On his way out he noticed dead birds hanging from wires in front of the store windows. “What's that all about?” he asked, pointing.

“Jordy's idea. It's supposed to keep live birds from flying into our windows.”

“Does it work?”

“Seems to.”

Bapcat called the boy to the stairs. “You can't kill songbirds. I'm the game warden.”

“I didn't kill them,” the boy said in his own defense. “I found them out on the beach. Some of them fly across the big lake and get tired and die. You can always find them out on the flows.”

Exhausted from flying over Lake Superior?
“Where did you get the idea?” Bapcat asked.

“Read it somewhere.”

Bapcat smiled. “Keep reading, and let me know what you learn.”

“I'd rather go hunting.”

“Thanksgiving we'll go get a deer.”

The boy grinned and Frei kissed Bapcat good-bye.

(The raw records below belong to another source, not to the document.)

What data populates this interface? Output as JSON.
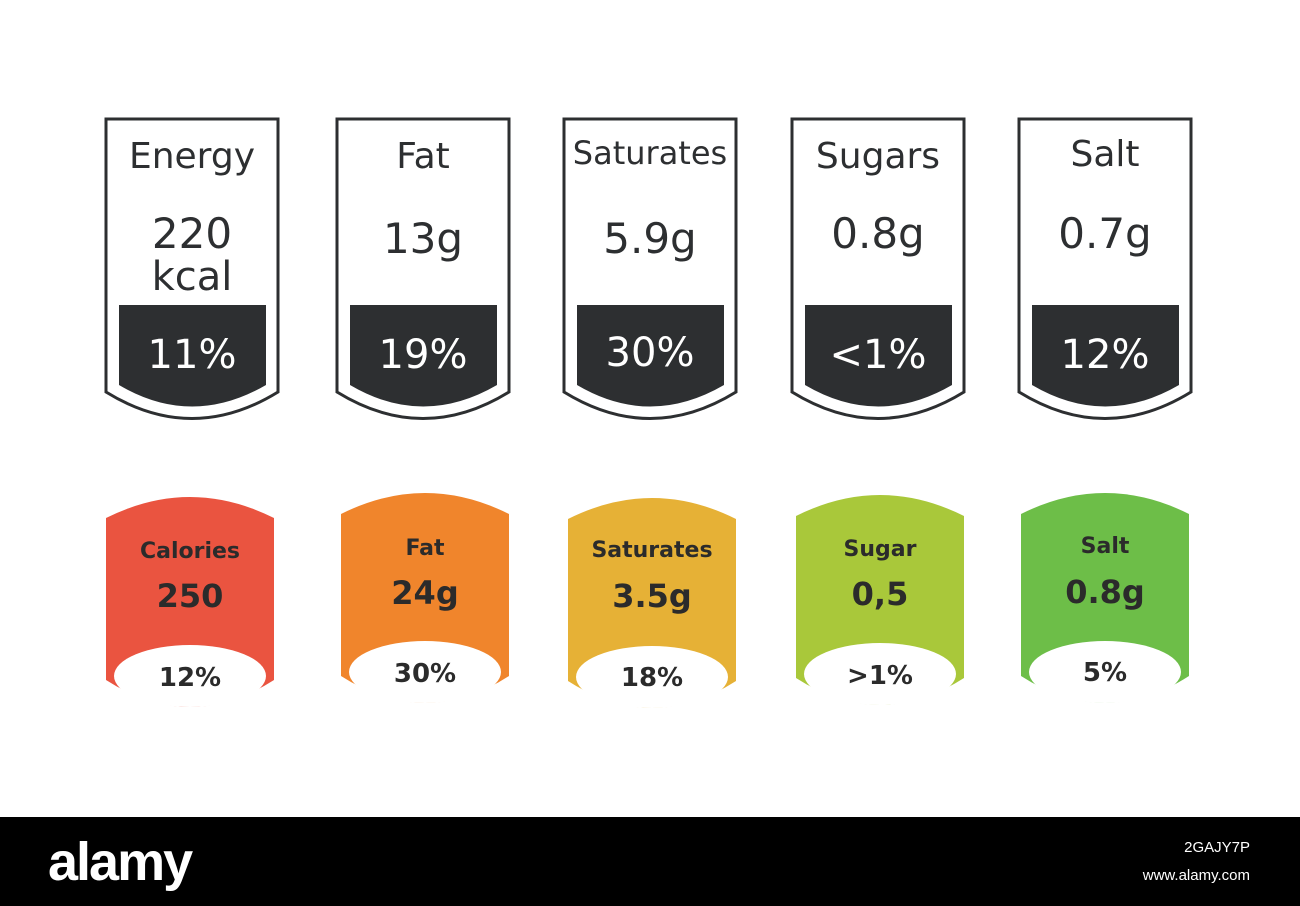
{
  "colors": {
    "outline": "#2d2f31",
    "dark_fill": "#2d2f31",
    "tile_text": "#2b2b2b",
    "calories": "#ea5440",
    "fat": "#f0852c",
    "saturates": "#e6b136",
    "sugar": "#a9c83a",
    "salt": "#6dbe48"
  },
  "outline_labels": [
    {
      "name": "Energy",
      "amount": "220",
      "unit": "kcal",
      "percent": "11%"
    },
    {
      "name": "Fat",
      "amount": "13g",
      "percent": "19%"
    },
    {
      "name": "Saturates",
      "amount": "5.9g",
      "percent": "30%"
    },
    {
      "name": "Sugars",
      "amount": "0.8g",
      "percent": "<1%"
    },
    {
      "name": "Salt",
      "amount": "0.7g",
      "percent": "12%"
    }
  ],
  "color_labels": [
    {
      "name": "Calories",
      "amount": "250",
      "percent": "12%",
      "color": "#ea5440"
    },
    {
      "name": "Fat",
      "amount": "24g",
      "percent": "30%",
      "color": "#f0852c"
    },
    {
      "name": "Saturates",
      "amount": "3.5g",
      "percent": "18%",
      "color": "#e6b136"
    },
    {
      "name": "Sugar",
      "amount": "0,5",
      "percent": ">1%",
      "color": "#a9c83a"
    },
    {
      "name": "Salt",
      "amount": "0.8g",
      "percent": "5%",
      "color": "#6dbe48"
    }
  ],
  "footer": {
    "logo": "alamy",
    "image_id": "2GAJY7P",
    "url": "www.alamy.com"
  }
}
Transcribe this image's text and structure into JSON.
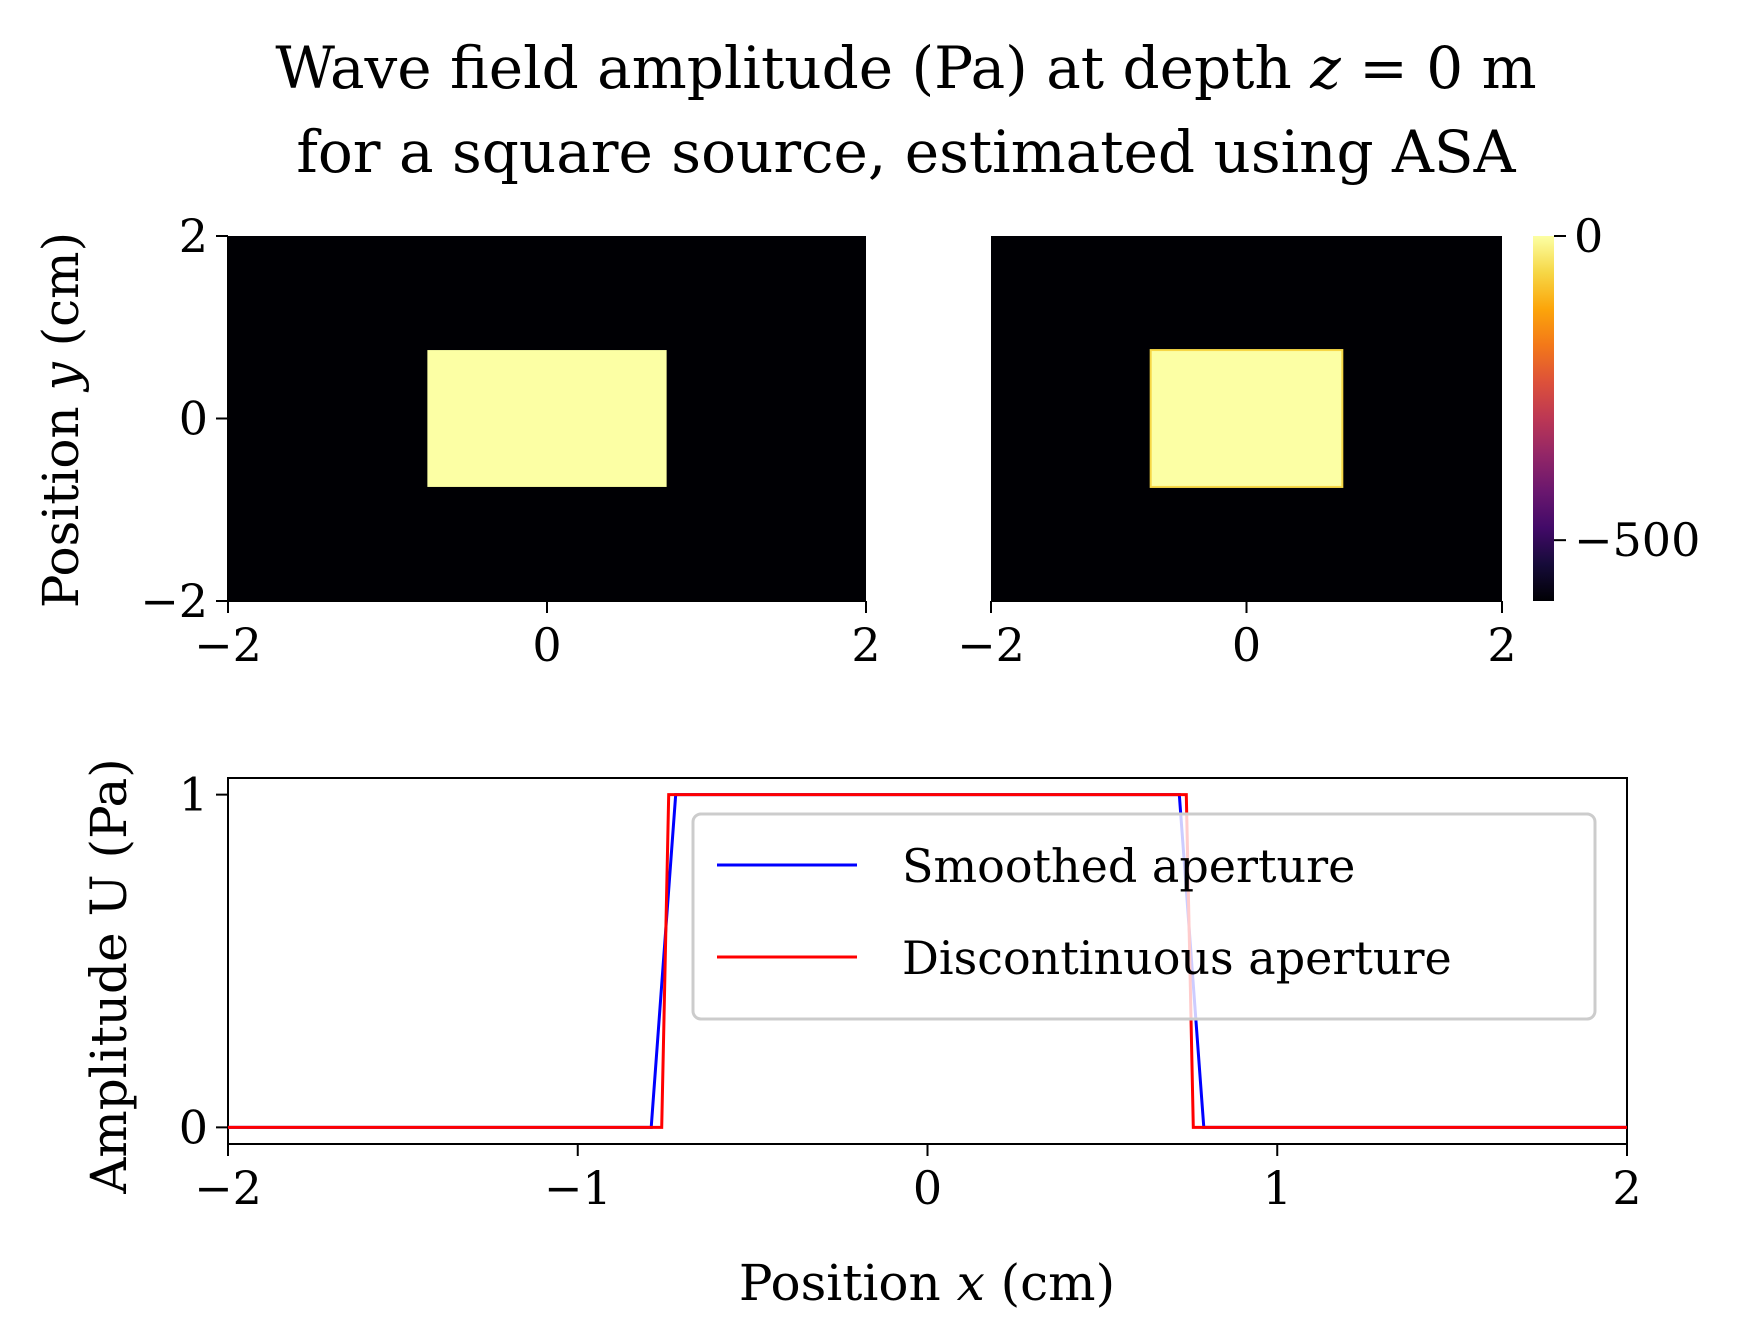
{
  "chart_data": {
    "title_line1": "Wave field amplitude (Pa) at depth z = 0 m",
    "title_line2": "for a square source, estimated using ASA",
    "title_parts": [
      "Wave field amplitude (Pa) at depth ",
      "z",
      " = 0 m"
    ],
    "panels": [
      {
        "id": "smoothed-field",
        "type": "heatmap",
        "xlim": [
          -2,
          2
        ],
        "ylim": [
          -2,
          2
        ],
        "xticks": [
          "−2",
          "0",
          "2"
        ],
        "yticks": [
          "−2",
          "0",
          "2"
        ],
        "background_value": -600,
        "source": {
          "x": [
            -0.75,
            0.75
          ],
          "y": [
            -0.75,
            0.75
          ],
          "value": 0
        },
        "ylabel_parts": [
          "Position ",
          "y",
          " (cm)"
        ]
      },
      {
        "id": "discontinuous-field",
        "type": "heatmap",
        "xlim": [
          -2,
          2
        ],
        "ylim": [
          -2,
          2
        ],
        "xticks": [
          "−2",
          "0",
          "2"
        ],
        "background_value": -600,
        "source": {
          "x": [
            -0.75,
            0.75
          ],
          "y": [
            -0.75,
            0.75
          ],
          "value": 0
        }
      }
    ],
    "colorbar": {
      "colormap": "inferno",
      "range": [
        -600,
        0
      ],
      "ticks": [
        {
          "value": 0,
          "label": "0"
        },
        {
          "value": -500,
          "label": "−500"
        }
      ]
    },
    "profile": {
      "type": "line",
      "xlim": [
        -2,
        2
      ],
      "ylim": [
        -0.05,
        1.05
      ],
      "xticks": [
        {
          "value": -2,
          "label": "−2"
        },
        {
          "value": -1,
          "label": "−1"
        },
        {
          "value": 0,
          "label": "0"
        },
        {
          "value": 1,
          "label": "1"
        },
        {
          "value": 2,
          "label": "2"
        }
      ],
      "yticks": [
        {
          "value": 0,
          "label": "0"
        },
        {
          "value": 1,
          "label": "1"
        }
      ],
      "xlabel_parts": [
        "Position ",
        "x",
        " (cm)"
      ],
      "ylabel": "Amplitude U (Pa)",
      "legend_position": "upper right",
      "series": [
        {
          "name": "Smoothed aperture",
          "color": "#0000ff",
          "x": [
            -2,
            -0.79,
            -0.72,
            0.72,
            0.79,
            2
          ],
          "y": [
            0,
            0,
            1,
            1,
            0,
            0
          ]
        },
        {
          "name": "Discontinuous aperture",
          "color": "#ff0000",
          "x": [
            -2,
            -0.76,
            -0.74,
            0.74,
            0.76,
            2
          ],
          "y": [
            0,
            0,
            1,
            1,
            0,
            0
          ]
        }
      ]
    }
  }
}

He wondered how she'd feel about his notions toward his own schooling. Raber is Hedyn's nephew-in-law, if that's what it was properly called. Growing up without kin gave Bapcat little interest in such things. Central was a good location, Canady yew in the ridges to the north and west, big deer, all worth a look.

The newspaper article was much longer than he had expected. Was it too much? If not, he had a hunch that what lay ahead might come barreling right at him rather than him having to chase it down, and that maybe patience right now would pay off more than pursuit. Speed without direction didn't add up to much. He'd try to meet with Deputy Raber in a couple of days and see how he reacted. His appearance at the warehouse seemed to say a lot, especially when he saw what was happening and took off.